Apesar de a versão da NBC ter um final para o primeiro filme levemente diferente, que deixa mais evidente as dúvidas de Kay (Diane Keaton) sobre o “não” de Michael à pergunta que ela faz sobre as mortes, com ela rezando, a versão da HBO sob análise retorna ao momento clássico em que a porta do escritório do agora novo Don Corleone se fecha com ela do lado de fora olhando atentamente. Essa é a deixa para a tela novamente ficar preta e as sequências de 1958 em diante de O Poderoso Chefão II começarem, mais especificamente com um breve relance para a cerimônia de Primeira Comunhão do pequeno Anthony (James Gounaris, curiosamente o irmão mais velho de Anthony, o Anthony Corleone que vemos brincando com o avô no primeiro filme e que foi batizado assim no longa porque o menino só atendia a seu nome verdadeiro).

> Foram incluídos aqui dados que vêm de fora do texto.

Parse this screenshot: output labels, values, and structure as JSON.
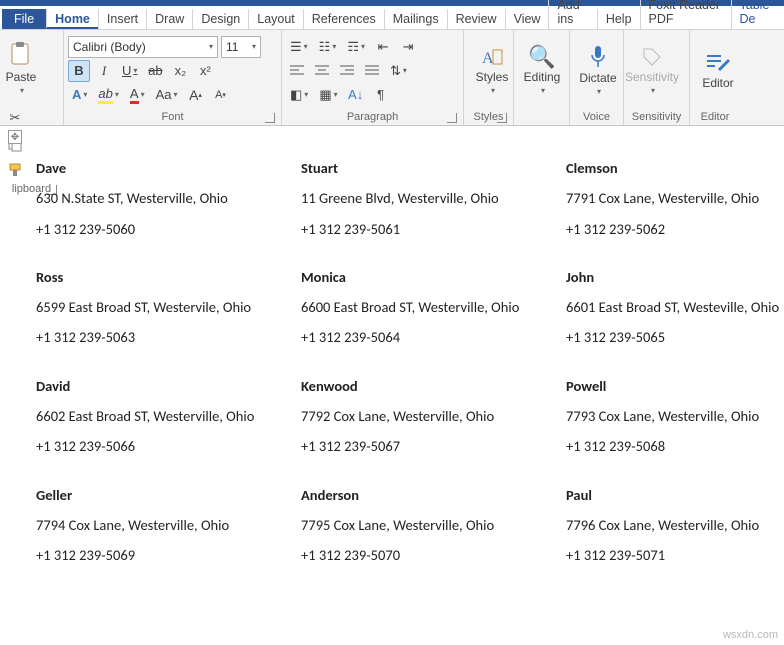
{
  "tabs": {
    "file": "File",
    "items": [
      "Home",
      "Insert",
      "Draw",
      "Design",
      "Layout",
      "References",
      "Mailings",
      "Review",
      "View",
      "Add-ins",
      "Help",
      "Foxit Reader PDF"
    ],
    "tableDesign": "Table De",
    "active": "Home"
  },
  "ribbon": {
    "clipboard": {
      "paste": "Paste",
      "label": "lipboard"
    },
    "font": {
      "name": "Calibri (Body)",
      "size": "11",
      "bold": "B",
      "italic": "I",
      "underline": "U",
      "strike": "ab",
      "sub": "x₂",
      "sup": "x²",
      "caseAa": "Aa",
      "grow": "A",
      "shrink": "A",
      "label": "Font"
    },
    "paragraph": {
      "label": "Paragraph"
    },
    "styles": {
      "btn": "Styles",
      "label": "Styles"
    },
    "editing": {
      "btn": "Editing"
    },
    "dictate": {
      "btn": "Dictate",
      "label": "Voice"
    },
    "sensitivity": {
      "btn": "Sensitivity",
      "label": "Sensitivity"
    },
    "editor": {
      "btn": "Editor",
      "label": "Editor"
    }
  },
  "labels": [
    {
      "name": "Dave",
      "addr": "630 N.State ST, Westerville, Ohio",
      "phone": "+1 312 239-5060"
    },
    {
      "name": "Stuart",
      "addr": "11 Greene Blvd, Westerville, Ohio",
      "phone": "+1 312 239-5061"
    },
    {
      "name": "Clemson",
      "addr": "7791 Cox Lane, Westerville, Ohio",
      "phone": "+1 312 239-5062"
    },
    {
      "name": "Ross",
      "addr": "6599 East Broad ST, Westervile, Ohio",
      "phone": "+1 312 239-5063"
    },
    {
      "name": "Monica",
      "addr": "6600 East Broad ST, Westerville, Ohio",
      "phone": "+1 312 239-5064"
    },
    {
      "name": "John",
      "addr": "6601 East Broad ST, Westeville, Ohio",
      "phone": "+1 312 239-5065"
    },
    {
      "name": "David",
      "addr": "6602 East Broad ST, Westerville, Ohio",
      "phone": "+1 312 239-5066"
    },
    {
      "name": "Kenwood",
      "addr": "7792 Cox Lane, Westerville, Ohio",
      "phone": "+1 312 239-5067"
    },
    {
      "name": "Powell",
      "addr": "7793 Cox Lane, Westerville, Ohio",
      "phone": "+1 312 239-5068"
    },
    {
      "name": "Geller",
      "addr": "7794 Cox Lane, Westerville, Ohio",
      "phone": "+1 312 239-5069"
    },
    {
      "name": "Anderson",
      "addr": "7795 Cox Lane, Westerville, Ohio",
      "phone": "+1 312 239-5070"
    },
    {
      "name": "Paul",
      "addr": "7796 Cox Lane, Westerville, Ohio",
      "phone": "+1 312 239-5071"
    }
  ],
  "watermark": "wsxdn.com"
}
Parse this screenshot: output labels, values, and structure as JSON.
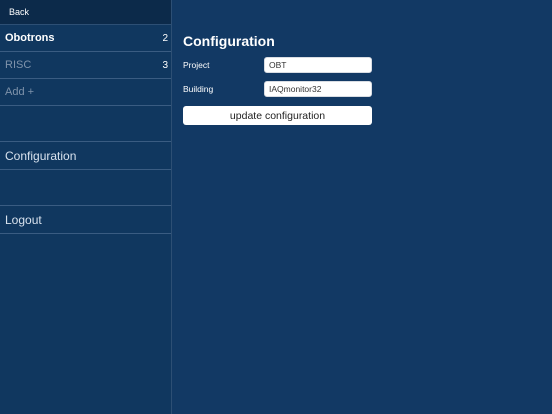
{
  "sidebar": {
    "back_label": "Back",
    "projects": [
      {
        "label": "Obotrons",
        "count": "2"
      },
      {
        "label": "RISC",
        "count": "3"
      }
    ],
    "add_label": "Add +",
    "configuration_label": "Configuration",
    "logout_label": "Logout"
  },
  "main": {
    "title": "Configuration",
    "project_label": "Project",
    "project_value": "OBT",
    "building_label": "Building",
    "building_value": "IAQmonitor32",
    "update_button_label": "update configuration"
  },
  "colors": {
    "background": "#103660",
    "sidebar_header": "#0c2a4a",
    "dim_text": "#7f93ab",
    "divider": "#3a5c82"
  }
}
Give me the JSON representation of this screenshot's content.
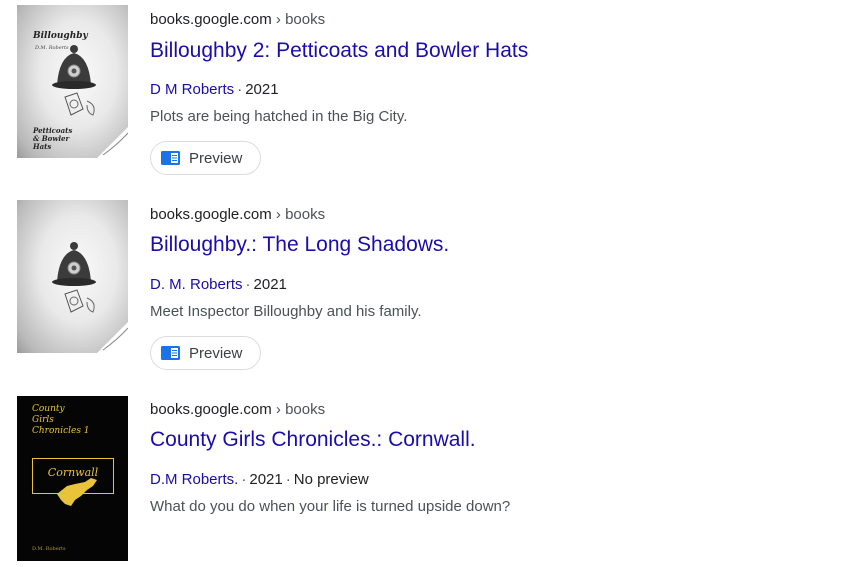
{
  "results": [
    {
      "cover": {
        "title": "Billoughby",
        "author": "D.M. Roberts",
        "subtitle_lines": [
          "Petticoats",
          "& Bowler",
          "Hats"
        ]
      },
      "url_domain": "books.google.com",
      "url_crumb": "› books",
      "title": "Billoughby 2: Petticoats and Bowler Hats",
      "author": "D M Roberts",
      "year": "2021",
      "snippet": "Plots are being hatched in the Big City.",
      "preview_label": "Preview",
      "preview_icon": "book-preview-icon"
    },
    {
      "url_domain": "books.google.com",
      "url_crumb": "› books",
      "title": "Billoughby.: The Long Shadows.",
      "author": "D. M. Roberts",
      "year": "2021",
      "snippet": "Meet Inspector Billoughby and his family.",
      "preview_label": "Preview",
      "preview_icon": "book-preview-icon"
    },
    {
      "cover": {
        "series_lines": [
          "County",
          "Girls",
          "Chronicles 1"
        ],
        "boxed_title": "Cornwall",
        "author": "D.M. Roberts"
      },
      "url_domain": "books.google.com",
      "url_crumb": "› books",
      "title": "County Girls Chronicles.: Cornwall.",
      "author": "D.M Roberts.",
      "year": "2021",
      "availability": "No preview",
      "snippet": "What do you do when your life is turned upside down?"
    }
  ],
  "colors": {
    "link": "#1a0dab",
    "text": "#202124",
    "muted": "#4d5156",
    "accent_gold": "#e9c33a",
    "preview_blue": "#1a73e8"
  }
}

Esse “terço final” é repleto de sequências estendidas que agigantam tremendamente sua duração para quase 2h30′, mas, novamente, sem fazer o filme pesar. Lógico que assistir a um longa de pouco mais de sete horas exige um esforço enorme e diria até que é insalubre ver tudo em uma sentada só (eu parei por duas vezes, mas ao longo de um mesmo período de 24 horas), mas essa duração avantajada das sequências da efetiva queda de Michael Corleone não atrapalham a experiência. Não há o que se pode chamar de sequências verdadeiramente novas que mudem a narrativa ou apresentem novas peças que não existiam antes. Assim como acontece ao que foi adicionado ao primeiro filme, o que Coppola fez foi, em grande parte, alongar sequências pré-existentes, mas sem errar a mão, sem estender por estender só porque havia material disponível. Além disso, assim como há uma satisfação enorme em ver a ascensão de Vito Andolini ao status de Don Vito Corleone no primeiro terço, a transição direta de um Michael recém-Don para o Michael já estabelecido em sua posição de poder consolidado é, sem papas na língua, absolutamente perfeita. E olha que Coppola sequer queria fazer o segundo filme!

Não tenho a menor sombra de dúvida em afirmar que assistir O Poderoso Chefão I e, depois, O Poderoso Chefão II da forma como eles foram originalmente concebidos continua sendo a melhor maneira de se apreciar essas obras-primas atemporais de Coppola. A versão que costura os dois longas como um só, em sua ordem cronológica e com a adição de cenas novas e a extensão de várias outras – seja Saga, Épico ou qualquer uma das outras – exige um estado de espírito específico engatilhado, provavelmente, por uma curiosidade profunda sobre como ficaria o resultado e o que mais o cineasta criou durante a produção destes filmes. Além da duração, que pode afastar muita gente (mas não deveria, pois vale o esforço!), o único ponto que realmente altera o espírito da obra original é justamente a quebra do paralelismo dos dois momentos temporais do segundo filme. Mas isso nem de longe significa que a estrutura narrativa é destruída ou mesmo apenas quebrada, pois a proposta por trás dessa aventura cinematográfica é justamente essa. Para resumir, diria que essa é a versão alternativa de filme pela qual as versões alternativas de filmes devem ser medidas. E, na pior das hipóteses, sempre teremos os originais para voltar quando quisermos, não é mesmo?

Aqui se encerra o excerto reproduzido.